Jika untuk berpuasa, zakat atau haji ada prasyarat yang harus dipenuhi sehingga baru bisa di tunaikan, tetapi khusus untuk shalat ternyata tidak ada syarat khusus. Ketika masuk waktunya maka tidak ada alsan(uzur) untuk meninggalkan atau menggugurkan kewajiban dimaksud. Wajar jika pada akhirnya Rasul SAW secara tegas mengatakan:” Batas antara seseorang dengan kekufuran dan syirik adalah meninggalkan shalat. (HR. Muslim). Selanjutnya kerapian dan atau ketidak beresan shaff (barisan) dalam shalat jamaah adalah gambaran dari kerapian atau ketidak beresan umat Islam secara umum.”
Jika shaf yang tidak lurus saat sholat jamaah menjadi salah satu indikator adanya ketidakberesan di dalam shaf kaum muslimin, apalagi meninggalkan sholat berjamaah. Berdasarkan pemahaman yang dalam akan syariat Islam, Imam Hasan al-Banna berwasiat kepada umat Islam untuk segera menunaikan sholat berjamaah ketika adzan sudah berkumandang.
Ia berkata, “Dirikanlah shalat kapan saja kamu mendengar adzan, bagaimanapun kondisimu”. Dengan demikian sudah saatnya para pemimpin, tokoh masyarakat dan masyarakat menumbuhkan semangat untuk memelihara dan melaksanakan shalat jamaah pada awal waktu dan diutamakan di masjid.
Lembaga-lembaga pemerintahan dari tingkat yang paling tinggi sampai yang paling rendah yang bersifat rutin/tidak rutin agar menunjuk petugas pengingat shalat jamaah (muazin) di awal waktu.

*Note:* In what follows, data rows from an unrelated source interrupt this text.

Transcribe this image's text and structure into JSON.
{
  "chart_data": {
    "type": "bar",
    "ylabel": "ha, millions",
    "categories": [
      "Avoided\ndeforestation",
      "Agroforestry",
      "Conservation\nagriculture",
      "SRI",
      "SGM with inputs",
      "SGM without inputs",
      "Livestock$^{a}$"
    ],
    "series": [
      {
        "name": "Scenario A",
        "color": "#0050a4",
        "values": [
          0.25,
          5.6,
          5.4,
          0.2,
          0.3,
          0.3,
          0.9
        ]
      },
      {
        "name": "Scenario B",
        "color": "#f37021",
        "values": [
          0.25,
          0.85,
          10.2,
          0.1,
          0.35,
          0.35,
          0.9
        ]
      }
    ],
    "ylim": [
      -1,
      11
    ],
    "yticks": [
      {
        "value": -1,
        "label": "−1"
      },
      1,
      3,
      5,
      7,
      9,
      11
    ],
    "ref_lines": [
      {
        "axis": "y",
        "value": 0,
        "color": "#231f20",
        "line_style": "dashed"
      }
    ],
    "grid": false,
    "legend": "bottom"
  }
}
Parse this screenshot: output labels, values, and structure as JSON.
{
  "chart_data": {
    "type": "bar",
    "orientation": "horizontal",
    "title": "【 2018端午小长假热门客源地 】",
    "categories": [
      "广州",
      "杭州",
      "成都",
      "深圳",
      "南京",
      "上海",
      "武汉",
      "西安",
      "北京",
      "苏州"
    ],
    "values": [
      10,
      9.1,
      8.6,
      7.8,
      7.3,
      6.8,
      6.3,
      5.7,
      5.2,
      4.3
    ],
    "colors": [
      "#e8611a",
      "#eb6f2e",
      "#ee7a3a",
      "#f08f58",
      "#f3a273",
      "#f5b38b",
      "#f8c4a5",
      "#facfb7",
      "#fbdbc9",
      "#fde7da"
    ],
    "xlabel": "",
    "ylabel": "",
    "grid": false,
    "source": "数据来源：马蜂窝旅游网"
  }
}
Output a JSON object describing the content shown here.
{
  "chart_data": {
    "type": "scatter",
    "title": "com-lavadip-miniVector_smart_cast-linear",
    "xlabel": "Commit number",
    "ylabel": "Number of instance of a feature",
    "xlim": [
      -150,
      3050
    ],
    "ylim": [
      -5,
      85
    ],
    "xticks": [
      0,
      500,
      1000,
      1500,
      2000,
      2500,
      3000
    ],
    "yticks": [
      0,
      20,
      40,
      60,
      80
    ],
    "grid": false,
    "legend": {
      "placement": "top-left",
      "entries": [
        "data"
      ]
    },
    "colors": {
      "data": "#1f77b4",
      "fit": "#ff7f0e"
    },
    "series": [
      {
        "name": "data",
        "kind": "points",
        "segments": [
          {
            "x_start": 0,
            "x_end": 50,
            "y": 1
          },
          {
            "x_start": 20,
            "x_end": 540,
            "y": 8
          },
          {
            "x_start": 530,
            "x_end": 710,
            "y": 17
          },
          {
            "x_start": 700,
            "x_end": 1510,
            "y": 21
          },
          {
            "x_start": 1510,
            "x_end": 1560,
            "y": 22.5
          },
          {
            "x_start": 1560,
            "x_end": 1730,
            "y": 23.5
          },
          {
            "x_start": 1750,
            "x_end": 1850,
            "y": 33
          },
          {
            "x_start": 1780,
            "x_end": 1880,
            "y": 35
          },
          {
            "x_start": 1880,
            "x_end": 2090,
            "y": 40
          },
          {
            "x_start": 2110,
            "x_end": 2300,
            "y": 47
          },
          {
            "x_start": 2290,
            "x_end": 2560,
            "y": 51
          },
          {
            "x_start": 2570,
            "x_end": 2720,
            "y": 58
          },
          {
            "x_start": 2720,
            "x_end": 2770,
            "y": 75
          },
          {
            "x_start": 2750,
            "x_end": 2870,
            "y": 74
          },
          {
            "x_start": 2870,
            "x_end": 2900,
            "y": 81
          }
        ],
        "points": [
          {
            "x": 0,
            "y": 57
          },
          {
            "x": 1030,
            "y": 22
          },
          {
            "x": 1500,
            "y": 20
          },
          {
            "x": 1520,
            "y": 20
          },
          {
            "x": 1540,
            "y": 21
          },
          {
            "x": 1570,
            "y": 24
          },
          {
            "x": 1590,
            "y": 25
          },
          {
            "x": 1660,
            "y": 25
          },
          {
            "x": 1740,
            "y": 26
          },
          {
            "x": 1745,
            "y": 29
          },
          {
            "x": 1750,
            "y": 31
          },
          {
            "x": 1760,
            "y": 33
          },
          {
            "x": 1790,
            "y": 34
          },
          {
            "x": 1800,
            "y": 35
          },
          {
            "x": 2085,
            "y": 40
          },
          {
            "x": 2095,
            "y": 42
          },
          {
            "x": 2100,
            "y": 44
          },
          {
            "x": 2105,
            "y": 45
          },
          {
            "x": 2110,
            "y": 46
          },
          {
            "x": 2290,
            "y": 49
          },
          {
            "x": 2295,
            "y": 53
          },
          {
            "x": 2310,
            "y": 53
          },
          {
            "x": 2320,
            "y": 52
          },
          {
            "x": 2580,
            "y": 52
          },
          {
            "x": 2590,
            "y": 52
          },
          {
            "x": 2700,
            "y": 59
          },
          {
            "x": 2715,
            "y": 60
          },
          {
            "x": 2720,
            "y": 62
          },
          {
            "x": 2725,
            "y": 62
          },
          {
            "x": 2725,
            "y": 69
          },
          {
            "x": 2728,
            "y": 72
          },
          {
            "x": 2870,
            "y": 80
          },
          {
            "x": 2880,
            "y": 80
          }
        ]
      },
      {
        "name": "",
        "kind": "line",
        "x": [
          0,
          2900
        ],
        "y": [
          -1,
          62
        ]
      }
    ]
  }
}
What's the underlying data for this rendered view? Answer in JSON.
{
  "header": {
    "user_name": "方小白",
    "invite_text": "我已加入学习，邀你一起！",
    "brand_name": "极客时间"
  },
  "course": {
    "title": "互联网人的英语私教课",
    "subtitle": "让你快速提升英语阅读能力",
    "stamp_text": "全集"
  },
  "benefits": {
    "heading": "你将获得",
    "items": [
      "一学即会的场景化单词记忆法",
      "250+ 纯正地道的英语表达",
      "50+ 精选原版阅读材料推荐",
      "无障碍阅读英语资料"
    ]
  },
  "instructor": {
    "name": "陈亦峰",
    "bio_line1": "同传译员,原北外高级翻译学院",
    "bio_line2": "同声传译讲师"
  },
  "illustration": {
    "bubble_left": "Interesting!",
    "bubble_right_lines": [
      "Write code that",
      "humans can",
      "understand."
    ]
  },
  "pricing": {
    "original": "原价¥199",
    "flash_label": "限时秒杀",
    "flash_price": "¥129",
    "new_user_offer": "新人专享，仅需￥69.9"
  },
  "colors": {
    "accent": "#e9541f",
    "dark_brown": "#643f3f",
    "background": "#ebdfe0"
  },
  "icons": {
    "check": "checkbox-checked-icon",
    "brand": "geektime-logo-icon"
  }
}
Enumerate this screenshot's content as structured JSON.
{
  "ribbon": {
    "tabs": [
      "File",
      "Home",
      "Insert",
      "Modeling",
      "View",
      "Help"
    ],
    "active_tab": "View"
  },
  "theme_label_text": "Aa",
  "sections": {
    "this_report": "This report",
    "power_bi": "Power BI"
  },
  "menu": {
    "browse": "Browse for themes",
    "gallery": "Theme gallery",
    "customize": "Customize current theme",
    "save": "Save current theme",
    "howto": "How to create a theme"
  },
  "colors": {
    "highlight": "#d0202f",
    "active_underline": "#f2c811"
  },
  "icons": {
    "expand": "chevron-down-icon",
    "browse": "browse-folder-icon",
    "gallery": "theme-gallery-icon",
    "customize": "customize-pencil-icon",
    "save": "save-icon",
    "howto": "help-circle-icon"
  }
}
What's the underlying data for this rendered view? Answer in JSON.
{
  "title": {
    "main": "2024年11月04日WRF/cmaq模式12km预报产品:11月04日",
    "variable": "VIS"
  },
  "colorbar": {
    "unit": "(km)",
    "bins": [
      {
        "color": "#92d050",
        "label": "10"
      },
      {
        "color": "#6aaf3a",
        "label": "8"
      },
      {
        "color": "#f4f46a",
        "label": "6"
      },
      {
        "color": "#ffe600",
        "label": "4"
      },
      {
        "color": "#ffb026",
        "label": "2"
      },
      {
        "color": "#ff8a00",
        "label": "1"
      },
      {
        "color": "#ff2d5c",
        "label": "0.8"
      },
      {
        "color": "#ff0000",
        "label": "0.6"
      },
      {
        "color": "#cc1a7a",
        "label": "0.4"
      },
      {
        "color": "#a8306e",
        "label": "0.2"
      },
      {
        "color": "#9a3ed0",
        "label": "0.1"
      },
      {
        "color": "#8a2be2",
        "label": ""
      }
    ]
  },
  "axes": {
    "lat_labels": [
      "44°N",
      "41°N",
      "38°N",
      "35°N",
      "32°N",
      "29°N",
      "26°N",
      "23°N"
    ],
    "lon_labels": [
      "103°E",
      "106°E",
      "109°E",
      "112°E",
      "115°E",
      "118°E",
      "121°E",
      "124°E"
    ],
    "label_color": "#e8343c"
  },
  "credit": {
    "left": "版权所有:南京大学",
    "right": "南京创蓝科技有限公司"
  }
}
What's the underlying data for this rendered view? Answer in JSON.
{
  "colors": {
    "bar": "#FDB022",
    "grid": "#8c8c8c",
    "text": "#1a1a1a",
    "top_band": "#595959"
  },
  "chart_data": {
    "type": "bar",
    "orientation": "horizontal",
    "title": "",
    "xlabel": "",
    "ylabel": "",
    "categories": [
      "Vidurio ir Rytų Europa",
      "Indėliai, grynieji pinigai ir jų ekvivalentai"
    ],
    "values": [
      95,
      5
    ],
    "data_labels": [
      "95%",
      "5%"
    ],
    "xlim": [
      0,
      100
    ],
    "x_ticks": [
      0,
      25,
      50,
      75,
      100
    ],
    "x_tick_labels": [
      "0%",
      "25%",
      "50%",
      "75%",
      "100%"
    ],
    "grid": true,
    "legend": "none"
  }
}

Jika semangat keberagamaan (shalat berjamaah) ini berjalan di setiap sudut pelosok negri, maka peluang untuk menjalankan dan menerapkan syariat Islam yang lainnya hanya meninggal waktu. Tetapi sebaliknya jika untuk shalat berjamaah saja belum bisa diterapkan (apalagi di lembaga-lembaga ke Islaman seperti Kementrian Agama, IAIN, Pesantren dan Madrasah), maka kecil harapan syariat yang lebih besar dan berat dari itu dapat ditunaikan.
Semoga semua kita termasuk orang-orang yang berusaha menjadi inisiator hidupnya nilai-nilai keagamaan, salah satunya shalat berjamaah) dalam masyarakat dan pada saat bersamaan terpelihara dari sifat kemunafikan. Semoga!